From the very beginning, our mission was clear: to revolutionise the way biodiversity data is shared, accessed, and harnessed. This journey has been one of innovation, collaboration, and a relentless commitment to making biodiversity data FAIR – Findable, Accessible, Interoperable, and Reusable.
Over the past 10 years, BDJ, under the auspices of our esteemed publisher Pensoft, has emerged as a trailblazing force in biodiversity science. Our open-access platform has empowered researchers from around the world to publish comprehensive papers that seamlessly blend text with morphological descriptions, occurrences, data tables, and more.
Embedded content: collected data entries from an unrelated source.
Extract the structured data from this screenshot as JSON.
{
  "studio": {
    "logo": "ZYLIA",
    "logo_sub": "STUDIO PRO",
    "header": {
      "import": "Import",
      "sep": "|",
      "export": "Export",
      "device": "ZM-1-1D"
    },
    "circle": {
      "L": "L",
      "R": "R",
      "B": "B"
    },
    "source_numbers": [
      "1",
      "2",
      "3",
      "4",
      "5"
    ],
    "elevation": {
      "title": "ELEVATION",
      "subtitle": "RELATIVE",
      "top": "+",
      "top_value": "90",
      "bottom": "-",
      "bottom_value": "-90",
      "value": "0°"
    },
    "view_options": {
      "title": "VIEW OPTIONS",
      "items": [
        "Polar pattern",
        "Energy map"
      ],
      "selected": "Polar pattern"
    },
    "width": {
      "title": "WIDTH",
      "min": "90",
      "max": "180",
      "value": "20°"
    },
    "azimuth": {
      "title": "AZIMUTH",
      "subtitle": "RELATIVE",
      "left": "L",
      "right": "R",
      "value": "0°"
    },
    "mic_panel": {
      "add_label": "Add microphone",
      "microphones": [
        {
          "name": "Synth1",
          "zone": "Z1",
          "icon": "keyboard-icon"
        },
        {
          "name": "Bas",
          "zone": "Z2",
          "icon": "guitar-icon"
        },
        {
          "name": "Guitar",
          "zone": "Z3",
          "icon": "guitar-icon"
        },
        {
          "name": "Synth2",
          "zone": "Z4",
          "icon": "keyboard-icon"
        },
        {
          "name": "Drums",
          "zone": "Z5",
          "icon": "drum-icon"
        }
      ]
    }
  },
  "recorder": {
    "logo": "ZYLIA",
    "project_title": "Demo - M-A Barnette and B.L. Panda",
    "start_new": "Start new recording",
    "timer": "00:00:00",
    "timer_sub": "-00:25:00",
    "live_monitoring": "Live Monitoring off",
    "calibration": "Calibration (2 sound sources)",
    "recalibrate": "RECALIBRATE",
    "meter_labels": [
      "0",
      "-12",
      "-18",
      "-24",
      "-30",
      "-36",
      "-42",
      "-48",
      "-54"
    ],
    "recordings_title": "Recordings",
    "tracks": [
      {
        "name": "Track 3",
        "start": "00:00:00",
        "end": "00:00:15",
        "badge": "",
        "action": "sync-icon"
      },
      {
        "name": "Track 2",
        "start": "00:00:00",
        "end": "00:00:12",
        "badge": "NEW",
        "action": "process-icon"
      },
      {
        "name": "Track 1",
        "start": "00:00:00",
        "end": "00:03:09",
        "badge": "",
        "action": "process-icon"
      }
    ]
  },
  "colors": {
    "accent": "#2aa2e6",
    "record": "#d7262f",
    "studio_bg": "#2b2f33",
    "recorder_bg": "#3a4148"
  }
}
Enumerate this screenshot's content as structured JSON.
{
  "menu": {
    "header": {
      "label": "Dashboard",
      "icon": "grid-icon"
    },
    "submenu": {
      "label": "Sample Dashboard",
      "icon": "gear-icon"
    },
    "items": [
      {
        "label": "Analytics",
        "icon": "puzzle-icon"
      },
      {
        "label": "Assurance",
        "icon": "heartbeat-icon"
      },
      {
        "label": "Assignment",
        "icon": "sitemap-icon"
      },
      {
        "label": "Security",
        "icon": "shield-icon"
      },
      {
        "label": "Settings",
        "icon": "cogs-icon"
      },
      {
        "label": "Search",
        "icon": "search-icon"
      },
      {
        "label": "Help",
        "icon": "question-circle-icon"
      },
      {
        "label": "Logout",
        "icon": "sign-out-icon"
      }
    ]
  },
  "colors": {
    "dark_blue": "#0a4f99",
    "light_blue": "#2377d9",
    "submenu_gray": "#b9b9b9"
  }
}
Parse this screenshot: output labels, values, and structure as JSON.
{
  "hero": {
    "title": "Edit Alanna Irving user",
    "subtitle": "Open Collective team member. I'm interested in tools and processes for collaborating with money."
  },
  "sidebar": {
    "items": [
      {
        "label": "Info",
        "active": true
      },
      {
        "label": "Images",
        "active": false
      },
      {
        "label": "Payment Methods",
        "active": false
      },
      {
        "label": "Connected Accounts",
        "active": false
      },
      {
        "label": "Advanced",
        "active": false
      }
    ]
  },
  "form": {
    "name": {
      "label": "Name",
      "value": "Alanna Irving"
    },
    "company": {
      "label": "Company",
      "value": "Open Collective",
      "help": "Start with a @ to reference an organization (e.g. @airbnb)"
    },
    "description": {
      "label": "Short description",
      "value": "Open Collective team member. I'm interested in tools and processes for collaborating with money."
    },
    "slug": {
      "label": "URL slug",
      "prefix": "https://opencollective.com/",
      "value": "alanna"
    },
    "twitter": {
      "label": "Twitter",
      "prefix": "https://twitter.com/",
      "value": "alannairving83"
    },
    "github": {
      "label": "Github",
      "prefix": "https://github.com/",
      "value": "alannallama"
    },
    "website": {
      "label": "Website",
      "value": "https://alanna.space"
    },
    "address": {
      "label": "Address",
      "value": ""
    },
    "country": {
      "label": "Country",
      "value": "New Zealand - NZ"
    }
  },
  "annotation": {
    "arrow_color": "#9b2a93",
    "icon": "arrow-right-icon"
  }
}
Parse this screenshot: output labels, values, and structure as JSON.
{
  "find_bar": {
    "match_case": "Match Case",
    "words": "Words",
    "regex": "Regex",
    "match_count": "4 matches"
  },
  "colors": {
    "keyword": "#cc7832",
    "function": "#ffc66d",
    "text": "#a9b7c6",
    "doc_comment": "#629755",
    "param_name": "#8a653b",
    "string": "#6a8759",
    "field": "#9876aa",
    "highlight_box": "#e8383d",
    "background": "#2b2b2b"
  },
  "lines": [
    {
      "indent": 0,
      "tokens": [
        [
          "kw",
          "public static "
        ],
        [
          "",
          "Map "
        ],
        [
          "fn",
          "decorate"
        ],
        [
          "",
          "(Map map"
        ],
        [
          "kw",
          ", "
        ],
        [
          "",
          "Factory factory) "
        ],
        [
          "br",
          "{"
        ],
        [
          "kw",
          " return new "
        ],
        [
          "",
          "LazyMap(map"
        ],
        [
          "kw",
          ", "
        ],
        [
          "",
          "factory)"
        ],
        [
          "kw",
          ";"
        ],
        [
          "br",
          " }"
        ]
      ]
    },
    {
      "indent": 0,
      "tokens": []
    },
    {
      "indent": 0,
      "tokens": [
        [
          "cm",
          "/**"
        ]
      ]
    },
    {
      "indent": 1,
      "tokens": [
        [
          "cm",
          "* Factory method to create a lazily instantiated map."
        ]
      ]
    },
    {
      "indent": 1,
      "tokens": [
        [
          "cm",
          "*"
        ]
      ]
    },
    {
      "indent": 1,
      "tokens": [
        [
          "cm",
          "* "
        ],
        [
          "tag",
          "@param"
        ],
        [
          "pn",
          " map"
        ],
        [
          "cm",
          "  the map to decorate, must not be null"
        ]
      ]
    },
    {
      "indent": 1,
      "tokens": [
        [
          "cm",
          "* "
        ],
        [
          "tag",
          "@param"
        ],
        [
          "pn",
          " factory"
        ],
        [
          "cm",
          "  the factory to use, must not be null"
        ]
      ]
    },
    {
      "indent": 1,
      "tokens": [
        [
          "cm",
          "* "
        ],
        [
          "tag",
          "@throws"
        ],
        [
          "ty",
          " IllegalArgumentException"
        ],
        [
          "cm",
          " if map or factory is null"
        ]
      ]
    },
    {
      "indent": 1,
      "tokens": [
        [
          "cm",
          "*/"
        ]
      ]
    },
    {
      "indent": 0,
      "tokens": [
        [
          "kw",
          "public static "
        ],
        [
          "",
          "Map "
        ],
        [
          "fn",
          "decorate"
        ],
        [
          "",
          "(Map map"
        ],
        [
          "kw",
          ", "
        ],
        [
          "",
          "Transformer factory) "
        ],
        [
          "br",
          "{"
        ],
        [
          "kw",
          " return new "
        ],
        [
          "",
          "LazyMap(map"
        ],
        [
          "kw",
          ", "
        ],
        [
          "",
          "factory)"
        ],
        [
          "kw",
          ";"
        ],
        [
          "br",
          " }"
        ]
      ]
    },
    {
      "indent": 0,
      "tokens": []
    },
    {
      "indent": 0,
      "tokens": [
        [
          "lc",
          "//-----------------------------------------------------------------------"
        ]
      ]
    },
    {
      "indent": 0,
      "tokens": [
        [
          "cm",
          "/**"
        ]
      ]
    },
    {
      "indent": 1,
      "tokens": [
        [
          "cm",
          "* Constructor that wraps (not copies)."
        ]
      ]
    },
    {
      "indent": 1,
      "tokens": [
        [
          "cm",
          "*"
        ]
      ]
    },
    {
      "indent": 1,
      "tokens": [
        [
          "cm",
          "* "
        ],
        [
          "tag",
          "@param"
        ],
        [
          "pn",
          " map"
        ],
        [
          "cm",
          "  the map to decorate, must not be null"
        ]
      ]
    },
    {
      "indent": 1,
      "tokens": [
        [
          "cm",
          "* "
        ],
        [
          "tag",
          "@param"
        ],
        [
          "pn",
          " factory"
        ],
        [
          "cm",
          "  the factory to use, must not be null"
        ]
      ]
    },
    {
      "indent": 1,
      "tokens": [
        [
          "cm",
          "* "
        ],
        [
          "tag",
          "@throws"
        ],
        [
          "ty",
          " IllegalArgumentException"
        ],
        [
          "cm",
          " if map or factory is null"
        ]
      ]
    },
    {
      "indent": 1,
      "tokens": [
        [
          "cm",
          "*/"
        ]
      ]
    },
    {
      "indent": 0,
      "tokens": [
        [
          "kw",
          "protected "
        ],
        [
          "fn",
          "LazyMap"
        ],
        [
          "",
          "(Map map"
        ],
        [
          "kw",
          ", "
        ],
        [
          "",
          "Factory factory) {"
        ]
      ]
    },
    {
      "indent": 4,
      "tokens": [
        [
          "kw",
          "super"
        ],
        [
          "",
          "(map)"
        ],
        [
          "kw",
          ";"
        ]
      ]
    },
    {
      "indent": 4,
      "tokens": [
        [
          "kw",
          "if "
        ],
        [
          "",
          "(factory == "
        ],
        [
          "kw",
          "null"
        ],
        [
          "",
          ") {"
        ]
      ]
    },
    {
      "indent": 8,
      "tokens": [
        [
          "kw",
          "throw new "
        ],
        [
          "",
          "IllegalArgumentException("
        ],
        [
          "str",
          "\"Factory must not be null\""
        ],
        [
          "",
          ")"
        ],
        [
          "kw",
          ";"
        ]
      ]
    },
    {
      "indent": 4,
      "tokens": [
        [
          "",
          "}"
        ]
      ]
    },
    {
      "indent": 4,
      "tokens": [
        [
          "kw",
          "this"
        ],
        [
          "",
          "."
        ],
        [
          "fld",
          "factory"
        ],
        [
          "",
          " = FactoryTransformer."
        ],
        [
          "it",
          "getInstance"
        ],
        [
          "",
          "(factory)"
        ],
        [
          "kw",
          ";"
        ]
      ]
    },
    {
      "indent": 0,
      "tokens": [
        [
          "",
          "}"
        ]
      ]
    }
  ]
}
This holistic approach has enriched the depth of research articles and contributed to the creation of an interconnected web of biodiversity information.
In addition, by utilising ARPHA Writing Tool and ARPHA Platform as our entirely online manuscript authoring and submission interface, we have simplified the integration of structured data and narrative, reinforcing our commitment to simplifying the research process.
One of our most significant achievements is democratising access to biodiversity data. By dismantling access barriers, we have catalysed the emergence of novel research directions, equipping scientists with the tools to combat critical global challenges such as biodiversity loss, habitat degradation, and climate fluctuations.
We firmly believe that data should be openly accessible to all, fostering collaboration and accelerating scientific discovery. By upholding the FAIR principles, we ensure that the datasets accompanying our articles are not only discoverable and accessible, but also easy to integrate and reusable across diverse fields.
As we reflect on the past decade, we are invigorated by the boundless prospects on the horizon. We will continue working on to steer the global research community towards a future where biodiversity data is open, accessible, and harnessed to tackle global challenges.
Ten years of biodiversity research
To celebrate our anniversary, we have curated some of our most interesting and memorable BDJ studies from the past decade.
- Recently, news outlets were quick to cover a new species of ‘snug’ published in our journal.
- This Golden Retriever trained to monitor hermit beetle larvae proved once again the incredible capabilities of our canine friends.
- Who could forget this tiny fly named after the former Governor of California?
- Or this snail named after climate activist Greta Thunberg?
New discoveries are always exciting, but some of our favourite research focuses on formerly lost species, back where they belong.
- Like the griffon vulture, successfully reintroduced to Bulgaria after fifty years.
Citizen science has shown time and time again that it holds an important position in biodiversity research.
- This group, for example, who found a beetle the size of a pinhead in Borneo.
- And the amateur footage that sparked a unique taxonomic study on Antarctic jellyfish.
We extend our heartfelt gratitude to our authors, reviewers, readers, and the entire biodiversity science community for being integral parts of this transformative journey. Together, we have redefined scientific communication, and we will continue to push the boundaries of knowledge.